Kurzandacht Juli

 „Meine Seele dürstet nach Gott, nach dem lebendigen Gott. Wann werde ich dahin kommen, dass ich Gottes Angesicht schaue?” Psalm 42,3

Lieber Leser,

Wer schon in Israel war, der kennt das Wetter in Palästina und der kann sich gut vorstellen, was für eine Hitze in diesem Land im Sommer herrscht. Zur Mittagszeit kann die Temperatur sogar 40 Grad Celsius im Schatten betragen. In dieser Wärme ist es besonders wichtig, dass man genug Trinkwasser hat und der Durst regelmäßig gestillt wird.

Bevor der Psalmist über seinen eigenen Durst spricht, malt er seiner Hörerschaft ein bekanntes Bild von einem Hirsch vor Augen, der Wasser sucht. In Israel kommt es oft vor, dass während der Dürrezeit das Wasser in periodisch fließenden Flüssen alle wird. Dort wo es gestern noch genug Wasser gab, gibt es von einem Tag auf den anderen kein Wasser mehr.

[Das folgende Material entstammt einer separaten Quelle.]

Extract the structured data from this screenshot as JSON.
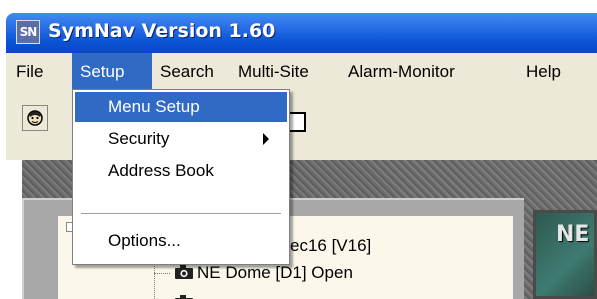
{
  "window": {
    "app_icon_text": "SN",
    "title": "SymNav Version 1.60"
  },
  "menubar": {
    "items": [
      "File",
      "Setup",
      "Search",
      "Multi-Site",
      "Alarm-Monitor",
      "Help"
    ],
    "active": "Setup"
  },
  "dropdown": {
    "items": [
      {
        "label": "Menu Setup",
        "highlighted": true
      },
      {
        "label": "Security",
        "has_submenu": true
      },
      {
        "label": "Address Book"
      },
      {
        "label": "Options..."
      }
    ]
  },
  "tree": {
    "partial_text": "ec16 [V16]",
    "selected_node": "NE Dome  [D1] Open"
  },
  "monitor": {
    "label": "NE"
  },
  "colors": {
    "titlebar": "#0a54d6",
    "menu_highlight": "#316ac5",
    "menubar_bg": "#ece9d8"
  },
  "icons": {
    "toolbar_icon": "user-face-icon",
    "tree_node_icon": "camera-icon"
  }
}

So wird dieser Hirsch vom Durst von einem Ort zum anderen gejagt. Er sucht dann in so einem ausgetrockneten Flussbett eine Pfütze, wo er seinen Durst noch stillen kann. Er sucht an Stellen, wo es am Vortag noch Wasser gab und er hofft, dass er dort wenigstens noch einen Schluck findet. Der Hirsch muss aber feststellen, dass die Sonne leider auch den letzten Tropfen Wasser aufgesogen hat. Enttäuscht muss er seinen Platz verlassen und eine neue Quelle suchen, sonst wird er in der Hitze verdursten. In diesem Zusammenhang sagt der Psalmist, dass er nach Gott dürstet. Es ist lebensnotwendig, dass er jetzt dem lebendigen Gott begegnet, sonst kann er im Glauben nicht fest bleiben. Bei seinem Gott bekommt er aber neuen Mut. Er bewahrt ihn vor seinen Feinden. Sein Gott nimmt die Unruhe aus seinem Herzen weg und schenkt ihm Frieden.  

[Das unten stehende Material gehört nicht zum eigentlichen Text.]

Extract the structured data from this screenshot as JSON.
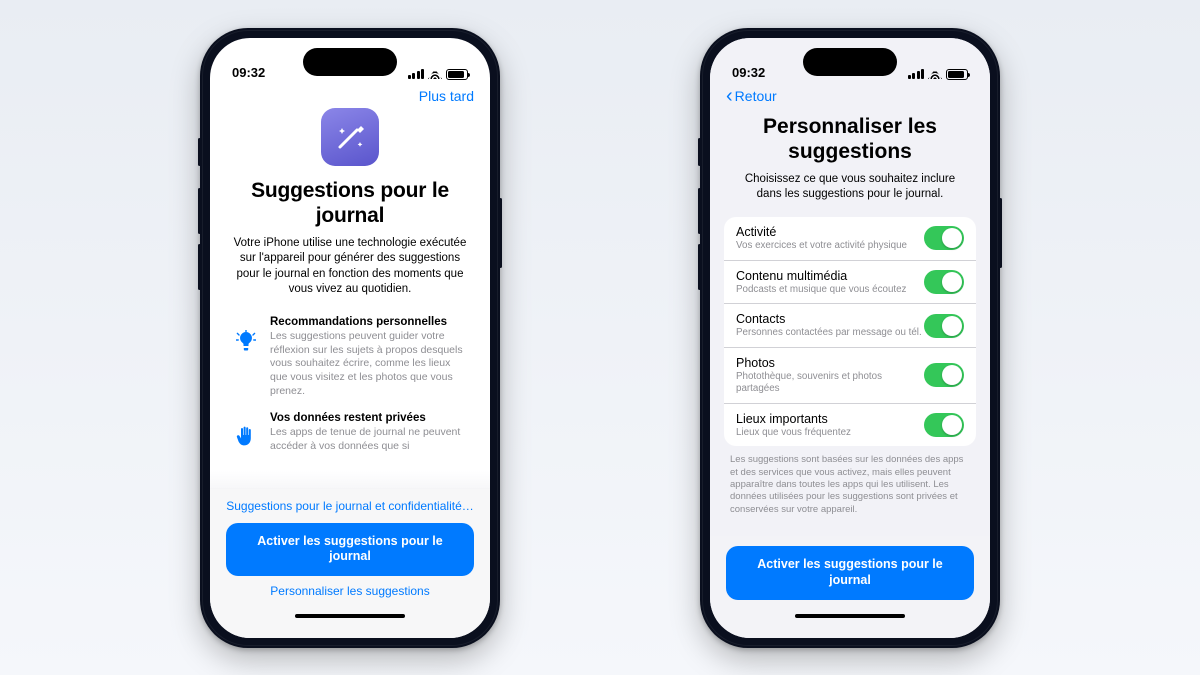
{
  "colors": {
    "blue": "#007aff",
    "green": "#34c759",
    "purple": "#6e6bd8"
  },
  "status": {
    "time": "09:32"
  },
  "left": {
    "skip": "Plus tard",
    "icon": "magic-wand-sparkle-icon",
    "title": "Suggestions pour le journal",
    "lead": "Votre iPhone utilise une technologie exécutée sur l'appareil pour générer des suggestions pour le journal en fonction des moments que vous vivez au quotidien.",
    "features": [
      {
        "icon": "lightbulb-icon",
        "title": "Recommandations personnelles",
        "desc": "Les suggestions peuvent guider votre réflexion sur les sujets à propos desquels vous souhaitez écrire, comme les lieux que vous visitez et les photos que vous prenez."
      },
      {
        "icon": "hand-raised-icon",
        "title": "Vos données restent privées",
        "desc": "Les apps de tenue de journal ne peuvent accéder à vos données que si"
      }
    ],
    "privacy_link": "Suggestions pour le journal et confidentialité…",
    "cta": "Activer les suggestions pour le journal",
    "customize_link": "Personnaliser les suggestions"
  },
  "right": {
    "back": "Retour",
    "title": "Personnaliser les suggestions",
    "sub": "Choisissez ce que vous souhaitez inclure dans les suggestions pour le journal.",
    "items": [
      {
        "title": "Activité",
        "desc": "Vos exercices et votre activité physique",
        "on": true
      },
      {
        "title": "Contenu multimédia",
        "desc": "Podcasts et musique que vous écoutez",
        "on": true
      },
      {
        "title": "Contacts",
        "desc": "Personnes contactées par message ou tél.",
        "on": true
      },
      {
        "title": "Photos",
        "desc": "Photothèque, souvenirs et photos partagées",
        "on": true
      },
      {
        "title": "Lieux importants",
        "desc": "Lieux que vous fréquentez",
        "on": true
      }
    ],
    "fineprint": "Les suggestions sont basées sur les données des apps et des services que vous activez, mais elles peuvent apparaître dans toutes les apps qui les utilisent. Les données utilisées pour les suggestions sont privées et conservées sur votre appareil.",
    "cta": "Activer les suggestions pour le journal"
  }
}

Es ist wunderbar, wenn wir unseren Durst bei Gott stillen, weil er die einzige Person ist, die uns in allen unseren Nöten helfen und unsere geistlichen Bedürfnisse stillen kann. Gottes Geist möchte uns auch im neuen Monat neue Kraft, neue Ziele und viel Freude durch Jesus schenken. Lasst uns bei unserem Herrn jeden Tag auftanken, wenn wir uns so fühlen, dass wir neue Kraft brauchen.